We find, therefore, that specific performance of a reinstatement provision in a settlement agreement is appropriate when, as in the instant cause, the settlement agreement provides for reinstatement in clear and unambiguous terms and when the settlement promise of reinstatement is given in exchange for the relinquishment of a statutorily-created right to reinstatement.

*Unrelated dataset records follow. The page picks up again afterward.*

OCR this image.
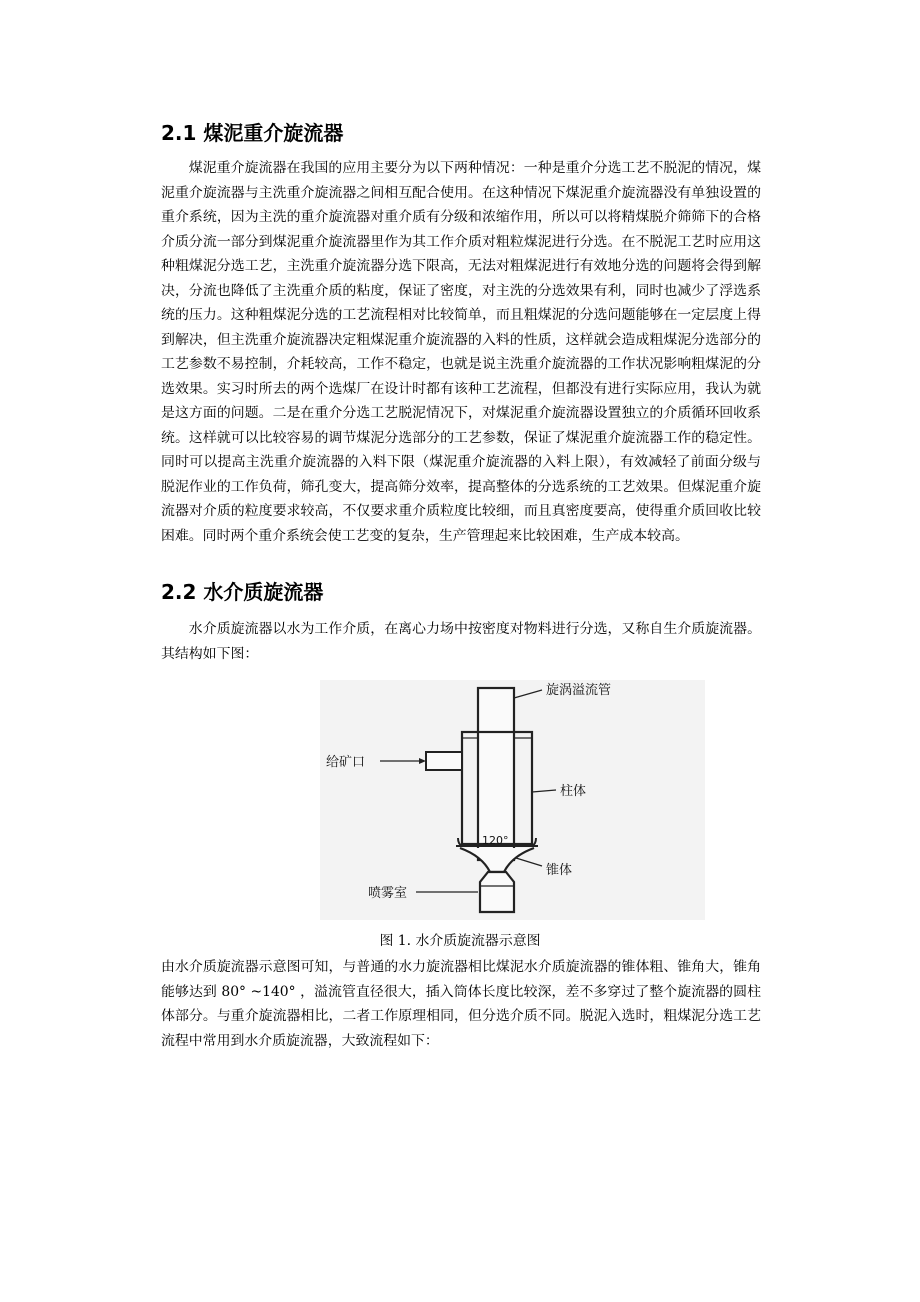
2.1 煤泥重介旋流器

煤泥重介旋流器在我国的应用主要分为以下两种情况：一种是重介分选工艺不脱泥的情况，煤泥重介旋流器与主洗重介旋流器之间相互配合使用。在这种情况下煤泥重介旋流器没有单独设置的重介系统，因为主洗的重介旋流器对重介质有分级和浓缩作用，所以可以将精煤脱介筛筛下的合格介质分流一部分到煤泥重介旋流器里作为其工作介质对粗粒煤泥进行分选。在不脱泥工艺时应用这种粗煤泥分选工艺，主洗重介旋流器分选下限高，无法对粗煤泥进行有效地分选的问题将会得到解决，分流也降低了主洗重介质的粘度，保证了密度，对主洗的分选效果有利，同时也减少了浮选系统的压力。这种粗煤泥分选的工艺流程相对比较简单，而且粗煤泥的分选问题能够在一定层度上得到解决，但主洗重介旋流器决定粗煤泥重介旋流器的入料的性质，这样就会造成粗煤泥分选部分的工艺参数不易控制，介耗较高，工作不稳定，也就是说主洗重介旋流器的工作状况影响粗煤泥的分选效果。实习时所去的两个选煤厂在设计时都有该种工艺流程，但都没有进行实际应用，我认为就是这方面的问题。二是在重介分选工艺脱泥情况下，对煤泥重介旋流器设置独立的介质循环回收系统。这样就可以比较容易的调节煤泥分选部分的工艺参数，保证了煤泥重介旋流器工作的稳定性。同时可以提高主洗重介旋流器的入料下限（煤泥重介旋流器的入料上限），有效减轻了前面分级与脱泥作业的工作负荷，筛孔变大，提高筛分效率，提高整体的分选系统的工艺效果。但煤泥重介旋流器对介质的粒度要求较高，不仅要求重介质粒度比较细，而且真密度要高，使得重介质回收比较困难。同时两个重介系统会使工艺变的复杂，生产管理起来比较困难，生产成本较高。

2.2 水介质旋流器

水介质旋流器以水为工作介质，在离心力场中按密度对物料进行分选，又称自生介质旋流器。其结构如下图：

旋涡溢流管
给矿口
柱体
120°
锥体
喷雾室

图 1. 水介质旋流器示意图

由水介质旋流器示意图可知，与普通的水力旋流器相比煤泥水介质旋流器的锥体粗、锥角大，锥角能够达到 80° ~140° ，溢流管直径很大，插入筒体长度比较深，差不多穿过了整个旋流器的圆柱体部分。与重介旋流器相比，二者工作原理相同，但分选介质不同。脱泥入选时，粗煤泥分选工艺流程中常用到水介质旋流器，大致流程如下：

Since an action by relators on the release agreement can be enforced by specific performance of the reinstatement provision, and relators can also claim any other violation of the release in an action for damages, relators have an adequate remedy alternative to mandamus, and the writ must be denied. We, of course, express no view as to the merits of relators’ claims. The judgment of the Court of Appeals is affirmed.
Judgment affirmed.
Relators’ argument that mandamus must lie with regard to across-the-board salary raises granted during their termination is -without merit. The terms of the release are clear. It provides that relators shall be paid “at a rate of compensation not less than that received at the time of their respective terminations from employment * * (Emphasis added.) Therefore, respondent is under no contractual duty to add to these rates of compensation the raises granted during the period of termination. Moreover; as long as the release is valid and has not been set aside, relators are barred from asserting rights under the order of the state personnel board as affirmed by the Court of Common Pleas. Since respondent has no duty to pay relators the across-the-board salary increases granted during their termination, one of the prerequisites of mandamus is absent (State, ex rel. Sibarco Corp., v. City of Berea [1966], 7 Ohio St. 2d 85), and mandamus will not issue to this across-the-board salary increase claim.
R. C. Chapter 124 creates a State Personnel Board of Review (R. C. 124.02) which has certain powers to hear appeals from classified state service employees who have been discharged, reassigned, etc., and to affirm, disaffirm or modify those discharges or reassignments (R. C. 124.03). Under R. C. 124.34 police and fire department classified service, employees have a similar right of appeal.